See also [examples/05_custom_handler.py](./examples/06_custom_handler.py) for a complete example.

### Device-resident histories
For long-running GPU experiments that need efficient temporal memory management:

#### Why?

During development of fluid control experiments and reinforcement learning pipelines, we needed to:
- Track detailed metrics during GPU-accelerated training
- Avoid expensive device-to-host transfers
- Maintain temporal state across episodes
- Support JIT compilation for maximum performance

#### Features

- **Pure functional** and **JIT-safe** buffer updates
- **Per-field history lengths** with episodic reset support
- **Batch-first convention**: `(B, T, *shape)` for all tensors
- **Zero host-device synchronization** during updates
- **Integrated with FlowGym's** `EstimatorState` for temporal RL memory

#### Usage

```python
from goggles.history import HistorySpec, create_history, update_history
import jax.numpy as jnp

# Define what to track over time
spec = HistorySpec.from_config({
    "states": {"length": 100, "shape": (64, 64, 2), "dtype": jnp.float32},
    "actions": {"length": 50, "shape": (8,), "dtype": jnp.float32},
    "rewards": {"length": 100, "shape": (), "dtype": jnp.float32},
})

# Create GPU-resident history buffers
history = create_history(spec, batch_size=32)
print(history["states"].shape)  # (32, 100, 64, 64, 2)

# Update buffers during training (JIT-compiled)
new_state = jnp.ones((32, 64, 64, 2))
history = update_history(history, {"states": new_state})
```

See also [examples/103_history.py](./examples/103_history.py) for a running example.


## 🤝 Contributing

We welcome contributions!
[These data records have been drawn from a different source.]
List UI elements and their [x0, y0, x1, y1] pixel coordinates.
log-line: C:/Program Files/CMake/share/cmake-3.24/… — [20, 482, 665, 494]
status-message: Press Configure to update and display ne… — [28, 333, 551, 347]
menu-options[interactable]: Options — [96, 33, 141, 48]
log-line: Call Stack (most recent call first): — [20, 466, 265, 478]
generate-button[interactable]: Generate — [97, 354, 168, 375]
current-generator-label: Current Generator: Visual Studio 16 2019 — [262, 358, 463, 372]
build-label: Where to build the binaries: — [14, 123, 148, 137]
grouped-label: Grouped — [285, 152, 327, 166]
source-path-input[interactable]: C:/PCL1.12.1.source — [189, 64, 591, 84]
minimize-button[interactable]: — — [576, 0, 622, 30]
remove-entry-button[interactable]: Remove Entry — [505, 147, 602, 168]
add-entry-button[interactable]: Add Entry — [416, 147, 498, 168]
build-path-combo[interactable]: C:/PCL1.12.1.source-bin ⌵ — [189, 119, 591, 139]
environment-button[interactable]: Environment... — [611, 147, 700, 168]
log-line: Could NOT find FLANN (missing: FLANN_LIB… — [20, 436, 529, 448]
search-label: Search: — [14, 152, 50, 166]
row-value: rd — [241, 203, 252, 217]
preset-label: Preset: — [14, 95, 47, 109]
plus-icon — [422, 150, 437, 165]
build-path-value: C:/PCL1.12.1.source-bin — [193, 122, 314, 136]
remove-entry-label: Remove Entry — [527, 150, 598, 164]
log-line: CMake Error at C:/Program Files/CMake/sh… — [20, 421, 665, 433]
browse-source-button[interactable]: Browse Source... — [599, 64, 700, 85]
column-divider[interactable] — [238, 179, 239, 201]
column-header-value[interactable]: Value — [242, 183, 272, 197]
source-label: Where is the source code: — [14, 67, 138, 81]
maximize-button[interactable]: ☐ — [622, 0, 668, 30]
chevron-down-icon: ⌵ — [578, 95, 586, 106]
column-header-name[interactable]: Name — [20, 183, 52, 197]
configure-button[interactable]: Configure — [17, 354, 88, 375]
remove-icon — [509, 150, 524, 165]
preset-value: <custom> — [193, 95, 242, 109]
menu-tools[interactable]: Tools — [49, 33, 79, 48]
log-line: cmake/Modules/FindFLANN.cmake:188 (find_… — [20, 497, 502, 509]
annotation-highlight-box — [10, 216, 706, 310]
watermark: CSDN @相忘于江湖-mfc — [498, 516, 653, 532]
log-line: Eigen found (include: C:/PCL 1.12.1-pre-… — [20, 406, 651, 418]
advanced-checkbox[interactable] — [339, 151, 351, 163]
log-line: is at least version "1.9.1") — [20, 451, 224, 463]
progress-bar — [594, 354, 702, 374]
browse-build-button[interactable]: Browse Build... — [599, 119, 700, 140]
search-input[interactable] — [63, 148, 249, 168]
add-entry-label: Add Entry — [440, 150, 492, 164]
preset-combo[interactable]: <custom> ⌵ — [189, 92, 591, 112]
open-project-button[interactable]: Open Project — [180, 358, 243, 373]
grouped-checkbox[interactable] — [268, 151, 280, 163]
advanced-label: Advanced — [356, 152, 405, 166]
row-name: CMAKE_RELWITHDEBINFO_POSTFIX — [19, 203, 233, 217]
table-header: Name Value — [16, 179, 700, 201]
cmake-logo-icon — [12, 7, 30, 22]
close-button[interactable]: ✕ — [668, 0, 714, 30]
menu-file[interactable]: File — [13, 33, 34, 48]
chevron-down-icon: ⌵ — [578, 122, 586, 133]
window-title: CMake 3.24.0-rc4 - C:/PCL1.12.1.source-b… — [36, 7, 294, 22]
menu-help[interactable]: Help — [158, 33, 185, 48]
Please see our [Contributing Guide](CONTRIBUTING.md) for detailed information on:

• Development workflow and environment setup
• Code style requirements and automated checks
• Testing standards and coverage expectations
• PR preparation and commit message conventions

## 📄 License

This project is licensed under the MIT License - see the [LICENSE](LICENSE) file for details.